Jumat, 08 Agustus 2008

Barcode System Untuk Pemilu

Otomatisasi proses registrasi pemilih di TPS (pencatatan kedatangan, pengecekan kartu pemilih, pengecekan data ke daftar pemilih tetap, pengecekan apakah pemilih tersebut sudah datang sebelumnya) ternyata terbukti dapat mempercepat proses hampir 3 kali lipat. Kalau secara manual bisa pemilih yang diregistrasi di TPS adalah 4.8 pemilih per menit, dengan mengotomatisasinya makan kecepatannya dapat ditingkatkan menjadi 13.4 pemilih per menit.
Data di atas adalah hasil penelitian Dr.
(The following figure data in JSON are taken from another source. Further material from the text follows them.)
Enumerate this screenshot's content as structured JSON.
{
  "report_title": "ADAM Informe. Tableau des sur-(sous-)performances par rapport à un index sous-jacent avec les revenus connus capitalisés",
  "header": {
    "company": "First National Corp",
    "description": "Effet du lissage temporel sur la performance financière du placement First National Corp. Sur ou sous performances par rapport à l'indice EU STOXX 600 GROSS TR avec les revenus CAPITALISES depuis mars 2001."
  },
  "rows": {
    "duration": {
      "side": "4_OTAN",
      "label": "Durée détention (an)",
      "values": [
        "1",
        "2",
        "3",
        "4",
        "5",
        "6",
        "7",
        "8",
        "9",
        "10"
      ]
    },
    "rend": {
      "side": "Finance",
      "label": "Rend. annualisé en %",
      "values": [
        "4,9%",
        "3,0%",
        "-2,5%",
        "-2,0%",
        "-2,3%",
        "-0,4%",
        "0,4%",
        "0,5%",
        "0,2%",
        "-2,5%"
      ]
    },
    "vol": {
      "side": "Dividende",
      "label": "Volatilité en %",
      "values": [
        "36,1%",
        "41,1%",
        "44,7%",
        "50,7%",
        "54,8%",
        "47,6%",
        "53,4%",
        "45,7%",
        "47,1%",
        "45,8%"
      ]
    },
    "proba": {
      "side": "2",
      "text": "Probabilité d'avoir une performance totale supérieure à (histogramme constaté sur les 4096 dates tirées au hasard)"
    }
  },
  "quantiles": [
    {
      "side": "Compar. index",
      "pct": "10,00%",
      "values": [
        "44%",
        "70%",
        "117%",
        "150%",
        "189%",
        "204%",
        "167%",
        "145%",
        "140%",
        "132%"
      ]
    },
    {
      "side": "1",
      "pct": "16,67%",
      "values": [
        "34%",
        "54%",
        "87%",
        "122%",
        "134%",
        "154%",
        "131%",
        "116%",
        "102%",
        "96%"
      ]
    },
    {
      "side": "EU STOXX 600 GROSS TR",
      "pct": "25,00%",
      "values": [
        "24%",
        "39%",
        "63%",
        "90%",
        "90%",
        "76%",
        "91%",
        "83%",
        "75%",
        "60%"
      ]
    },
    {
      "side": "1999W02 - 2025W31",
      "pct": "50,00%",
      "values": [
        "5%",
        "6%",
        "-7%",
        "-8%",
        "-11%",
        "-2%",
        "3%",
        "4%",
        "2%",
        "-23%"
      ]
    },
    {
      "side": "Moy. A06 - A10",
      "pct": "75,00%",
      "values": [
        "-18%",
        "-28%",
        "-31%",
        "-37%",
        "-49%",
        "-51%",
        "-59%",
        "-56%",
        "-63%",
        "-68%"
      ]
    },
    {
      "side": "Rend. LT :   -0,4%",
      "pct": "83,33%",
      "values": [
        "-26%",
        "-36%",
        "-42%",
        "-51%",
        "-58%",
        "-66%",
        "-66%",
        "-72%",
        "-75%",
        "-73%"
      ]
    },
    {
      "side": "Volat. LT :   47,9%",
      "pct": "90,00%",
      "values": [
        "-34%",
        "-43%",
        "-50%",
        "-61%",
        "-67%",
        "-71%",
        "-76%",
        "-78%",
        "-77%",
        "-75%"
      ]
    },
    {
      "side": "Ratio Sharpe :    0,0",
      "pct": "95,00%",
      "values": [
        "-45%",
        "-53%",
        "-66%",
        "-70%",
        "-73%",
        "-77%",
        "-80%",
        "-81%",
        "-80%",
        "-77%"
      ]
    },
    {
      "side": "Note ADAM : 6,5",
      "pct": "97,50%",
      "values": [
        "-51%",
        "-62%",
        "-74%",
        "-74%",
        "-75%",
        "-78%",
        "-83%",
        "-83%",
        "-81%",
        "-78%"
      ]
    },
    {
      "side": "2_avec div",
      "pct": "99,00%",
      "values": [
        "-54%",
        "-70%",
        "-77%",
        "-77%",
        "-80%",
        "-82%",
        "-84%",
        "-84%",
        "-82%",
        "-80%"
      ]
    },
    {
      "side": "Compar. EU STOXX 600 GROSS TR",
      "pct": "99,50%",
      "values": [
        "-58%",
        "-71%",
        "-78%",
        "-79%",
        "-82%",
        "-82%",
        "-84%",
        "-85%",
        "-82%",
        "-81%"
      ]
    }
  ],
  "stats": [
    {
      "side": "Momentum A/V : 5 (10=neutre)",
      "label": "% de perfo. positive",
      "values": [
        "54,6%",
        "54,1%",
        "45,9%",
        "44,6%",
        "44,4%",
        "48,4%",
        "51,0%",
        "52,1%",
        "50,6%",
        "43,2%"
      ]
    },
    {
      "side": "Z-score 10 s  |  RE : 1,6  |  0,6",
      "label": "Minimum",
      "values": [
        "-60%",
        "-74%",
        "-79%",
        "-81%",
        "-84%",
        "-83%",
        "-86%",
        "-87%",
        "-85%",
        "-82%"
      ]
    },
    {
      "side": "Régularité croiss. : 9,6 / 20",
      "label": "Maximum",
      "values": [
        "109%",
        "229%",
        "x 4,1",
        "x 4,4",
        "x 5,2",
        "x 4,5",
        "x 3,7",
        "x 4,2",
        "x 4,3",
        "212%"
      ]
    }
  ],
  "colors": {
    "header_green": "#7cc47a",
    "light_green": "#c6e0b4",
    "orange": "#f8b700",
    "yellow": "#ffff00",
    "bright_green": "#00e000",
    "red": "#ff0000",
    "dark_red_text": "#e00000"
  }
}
Hasyim Gautama yang dipresentasikan di Serial Diskusi Sabtuan ISTECS, hari Sabtu 28 Mei 2005 yang lalu dengan judul "Towards the Use of Electronic Voting for Indonesian Election". Untuk sebuah TPS dengan jumlah pemilih sekitar 1900 orang seperti di TPS KBRI Den Haag, Belanda, jelas terasa pemanfaatan e-technology dalam pelaksanaan Pemilu tahun lalu.

Teknologi yang digunakan adalah penggunaan barcode pada kartu pemilih. Ketika si pemilih datang, petugas di TPS cukup meng-scan barcode di kartu itu maka secara otomatis data pemilih akan tercek dengan cepat. Kemudian si pemilih dapat diberikan kartu suara untuk selanjutnya melakukan pencoblosan.

Tidak hanya dalam bentuk presentasi, Hasyim juga memberikan demo bagaimana sistim yang dibangunnya untuk PPLN Belanda ini bekerja, lengkap dengan hardwarenya seperti sebuah scanner tangan dan laptop. Contoh bagaimana misalnya ada orang yang mencoba datang untuk kedua kalinya, ternyata dapat mudah terdeteksi dengan sistim ini.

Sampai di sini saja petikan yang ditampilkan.